The nanoparticles that have been added to PLA have silica cores, rubber chains linked covalently to the silica, and poly(D-lactic acid) (PDLA) attached to the outer shell. The process for creating these nanoparticles is called ring opening polymerization.

“On addition of the nanoparticles to a poly(L-lactic acid) (PLLA) matrix using a solution blending process, a complex forms between the pendant PDLA chains and the PLLA matrix,” the article explained. “Interestingly, thermal analysis of the polymer nanocomposite indicates that the material reassembles perfectly after recrystallization from the melt.

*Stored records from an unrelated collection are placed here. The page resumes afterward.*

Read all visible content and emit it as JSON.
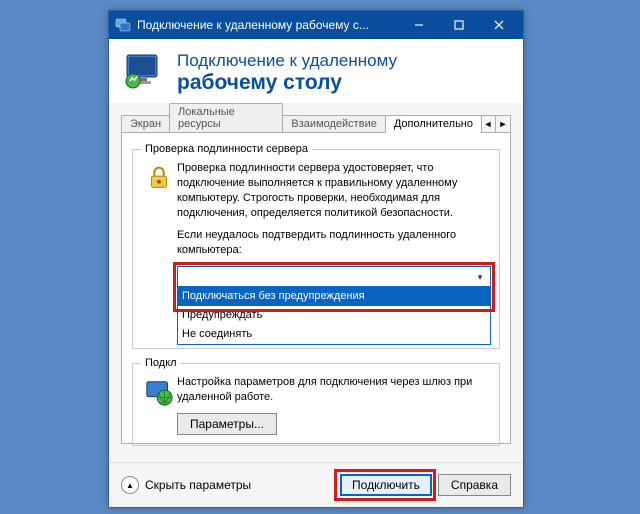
{
  "window": {
    "title": "Подключение к удаленному рабочему с..."
  },
  "banner": {
    "line1": "Подключение к удаленному",
    "line2": "рабочему столу"
  },
  "tabs": {
    "items": [
      {
        "label": "Экран"
      },
      {
        "label": "Локальные ресурсы"
      },
      {
        "label": "Взаимодействие"
      },
      {
        "label": "Дополнительно"
      }
    ],
    "nav_left": "◄",
    "nav_right": "►"
  },
  "group_auth": {
    "legend": "Проверка подлинности сервера",
    "desc": "Проверка подлинности сервера удостоверяет, что подключение выполняется к правильному удаленному компьютеру. Строгость проверки, необходимая для подключения, определяется политикой безопасности.",
    "prompt": "Если неудалось подтвердить подлинность удаленного компьютера:",
    "dropdown": {
      "current": "",
      "options": [
        {
          "label": "Подключаться без предупреждения"
        },
        {
          "label": "Предупреждать"
        },
        {
          "label": "Не соединять"
        }
      ]
    }
  },
  "group_conn": {
    "legend": "Подкл",
    "desc": "Настройка параметров для подключения через шлюз при удаленной работе.",
    "params_btn": "Параметры..."
  },
  "footer": {
    "expand_label": "Скрыть параметры",
    "connect": "Подключить",
    "help": "Справка"
  }
}
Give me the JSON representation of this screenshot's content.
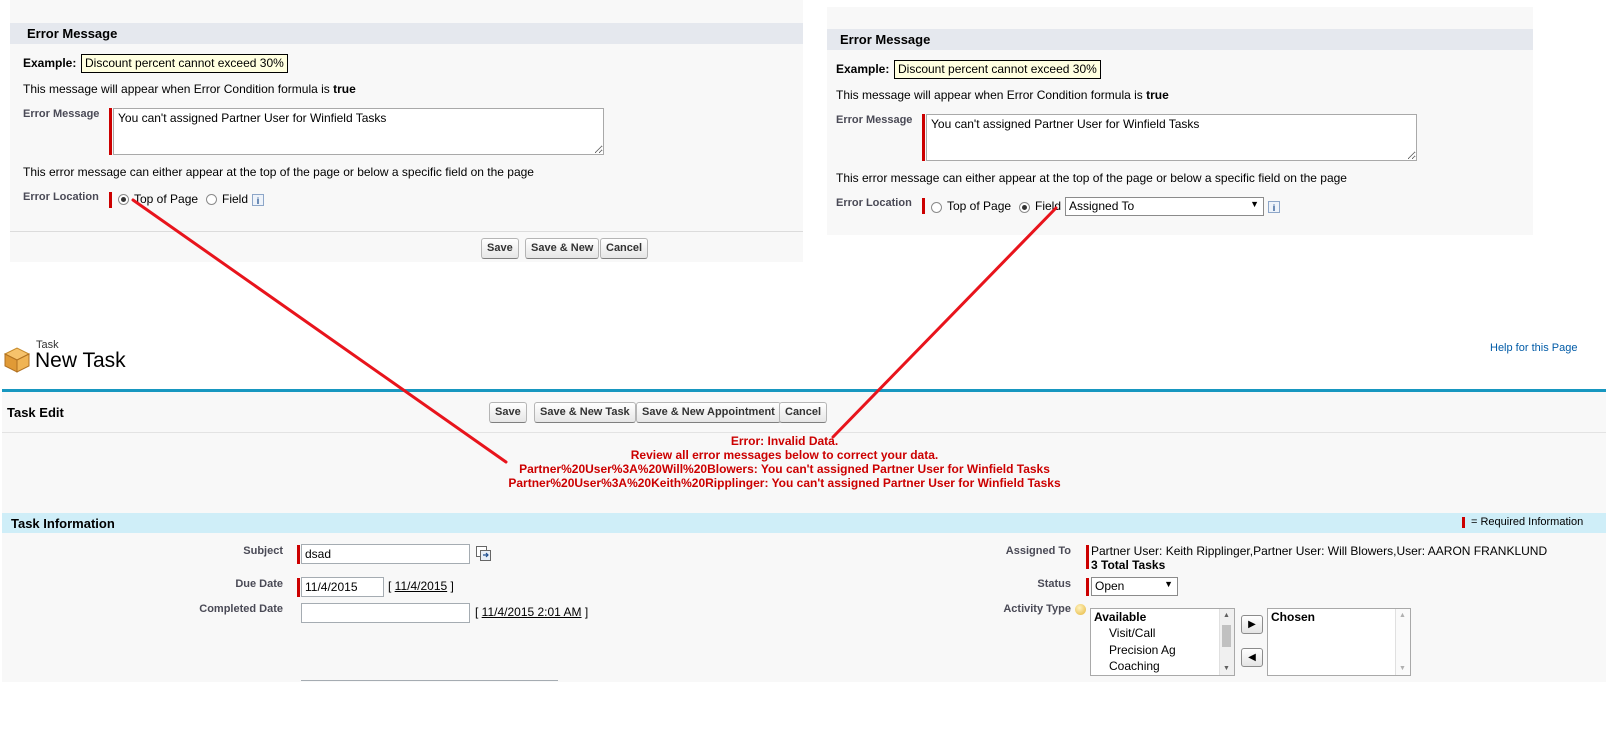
{
  "left_panel": {
    "section_title": "Error Message",
    "example_label": "Example:",
    "example_text": "Discount percent cannot exceed 30%",
    "hint_prefix": "This message will appear when Error Condition formula is ",
    "hint_bold": "true",
    "error_message_label": "Error Message",
    "error_message_value": "You can't assigned Partner User for Winfield Tasks",
    "location_hint": "This error message can either appear at the top of the page or below a specific field on the page",
    "error_location_label": "Error Location",
    "option_top": "Top of Page",
    "option_field": "Field",
    "info_icon": "i",
    "buttons": {
      "save": "Save",
      "save_new": "Save & New",
      "cancel": "Cancel"
    }
  },
  "right_panel": {
    "section_title": "Error Message",
    "example_label": "Example:",
    "example_text": "Discount percent cannot exceed 30%",
    "hint_prefix": "This message will appear when Error Condition formula is ",
    "hint_bold": "true",
    "error_message_label": "Error Message",
    "error_message_value": "You can't assigned Partner User for Winfield Tasks",
    "location_hint": "This error message can either appear at the top of the page or below a specific field on the page",
    "error_location_label": "Error Location",
    "option_top": "Top of Page",
    "option_field": "Field",
    "field_select_value": "Assigned To",
    "info_icon": "i"
  },
  "task_page": {
    "object_label": "Task",
    "page_title": "New Task",
    "help_link": "Help for this Page",
    "edit_title": "Task Edit",
    "buttons": {
      "save": "Save",
      "save_new_task": "Save & New Task",
      "save_new_appointment": "Save & New Appointment",
      "cancel": "Cancel"
    },
    "errors": [
      "Error: Invalid Data.",
      "Review all error messages below to correct your data.",
      "Partner%20User%3A%20Will%20Blowers: You can't assigned Partner User for Winfield Tasks",
      "Partner%20User%3A%20Keith%20Ripplinger: You can't assigned Partner User for Winfield Tasks"
    ],
    "section_title": "Task Information",
    "required_info": "= Required Information",
    "fields": {
      "subject_label": "Subject",
      "subject_value": "dsad",
      "due_date_label": "Due Date",
      "due_date_value": "11/4/2015",
      "due_date_link": "11/4/2015",
      "completed_label": "Completed Date",
      "completed_value": "",
      "completed_link": "11/4/2015 2:01 AM",
      "assigned_label": "Assigned To",
      "assigned_value": "Partner User: Keith Ripplinger,Partner User: Will Blowers,User: AARON FRANKLUND",
      "assigned_total": "3 Total Tasks",
      "status_label": "Status",
      "status_value": "Open",
      "activity_label": "Activity Type",
      "available_header": "Available",
      "available_items": [
        "Visit/Call",
        "Precision Ag",
        "Coaching"
      ],
      "chosen_header": "Chosen"
    }
  },
  "colors": {
    "required": "#cc0000",
    "error_text": "#cc0000",
    "section_blue": "#cfeef8",
    "header_rule": "#1797c0",
    "annotation_arrow": "#e8141c"
  }
}
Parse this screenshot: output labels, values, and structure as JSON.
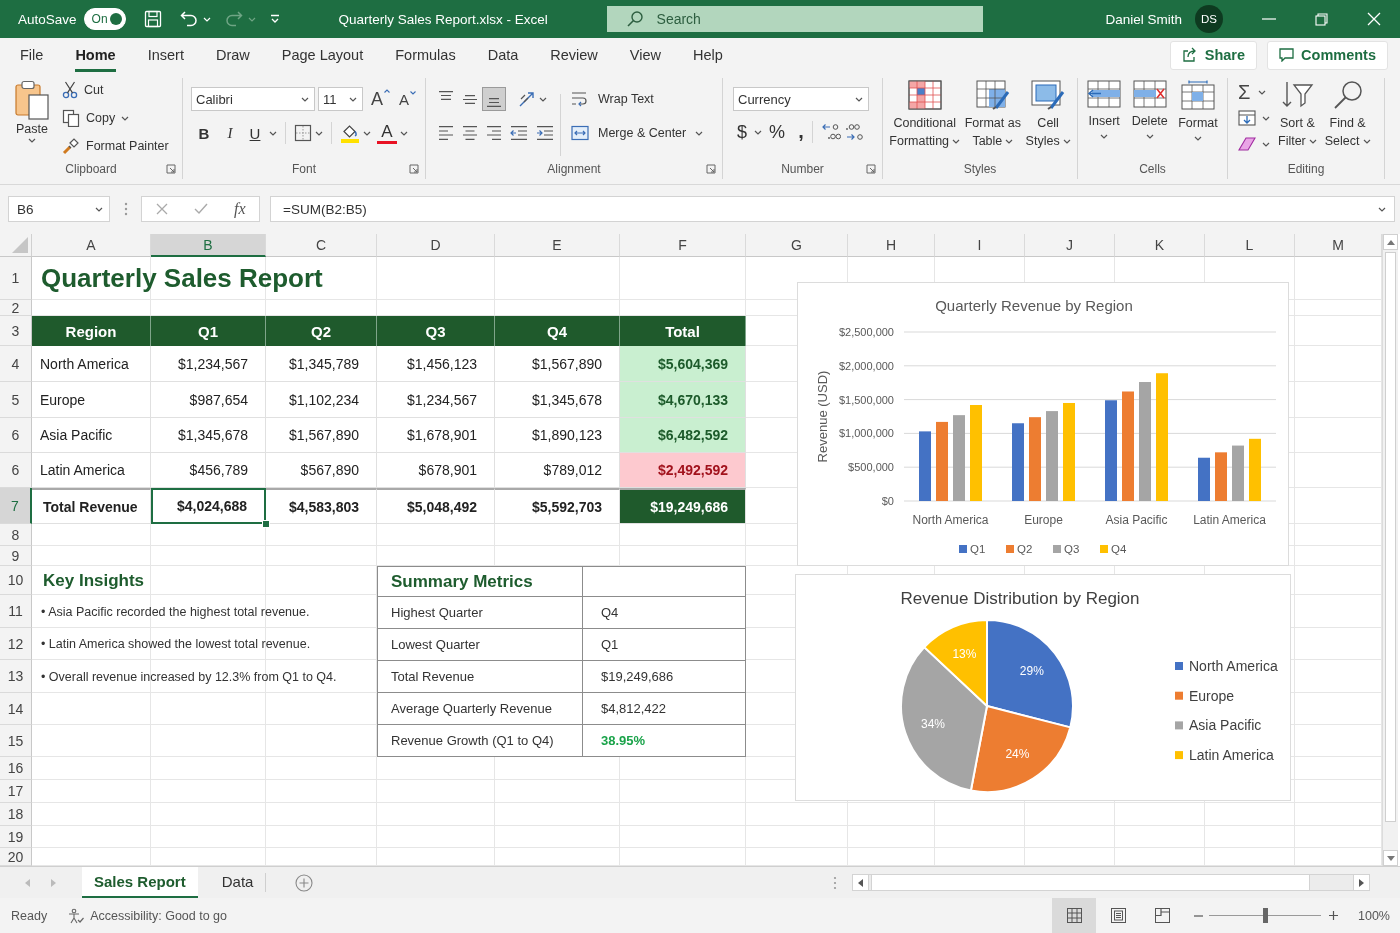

This melt memory effect is considerably enhanced by the incorporation of rubber chains in the nanoparticles.”

Researchers saw that the nanoparticles provided stress relief (probably from the rubber) and created bridging effects during deformation, which enhanced the material’s toughness while preserving its strength and modulus.

“From microscopic analysis of the polymer nanocomposite, the deformation mechanisms of the material were identified as 'crazing', which involves the formation of microvoids in the material, and fibrillation at sites of local plastic deformation,” the article added.

The research was recently published in Composites Science and Technology. The abstract stated:

“In the effort to overcome the shortcomings such as brittleness and poor mechanical stability, and increase the competitive edge of renewable poly(lactic acid) PLA over conventional petroleum-based thermoplastics, silica rubber core-shell nanoparticles for effective PLA toughening were successfully synthesized by sequential ring opening polymerization (ROP).

“The core-shell structure was designed with silica as inner core, P(CL-mLA) as ‘rubber’ middle layer and terminal PDLA chains (SiO₂-r-PDLA), to facilitate the stereocomplex formation with PLLA matrix for enhanced interface control. The PLLA/SiO₂-r-PDLA nanocomposites were fabricated through solution blending-injection molding process. 

“Nuclear magnetic resonance (¹H NMR and ¹³C NMR) results confirmed the presence of grafted ’rubber’ and PDLA chains from the surface of silica particle. In addition, PLLA/SiO₂-r-PDLA nanocomposites showed tremendous improvement in thermal and mechanical properties using differential scanning calorimetry (DSC) and tensile testing, respectively. Besides the formation of stereocomplex in the nanocomposites, a detailed study on the melt stability of these stereocomplex nanocomposites revealed a ‘memorized’ stereocomplex behavior, i.e., having the ability to perfectly reassemble after re-crystallization from melt (melt memory effect), when rubber segment is present.

“Finally, structure-deformationmechanisms were studied using scanning electron microscopy (SEM) and small angle x-ray scattering (SAXS). From SAXS, crazing was clearly observed whereas SEM revealed fibrillated structures.

“Thus, crazing and fibrillation are the key deformation mechanisms in PLLA/SiO₂-r-PDLA system. The exciting new fillers could open up new horizons for PLA advanced composites applications.”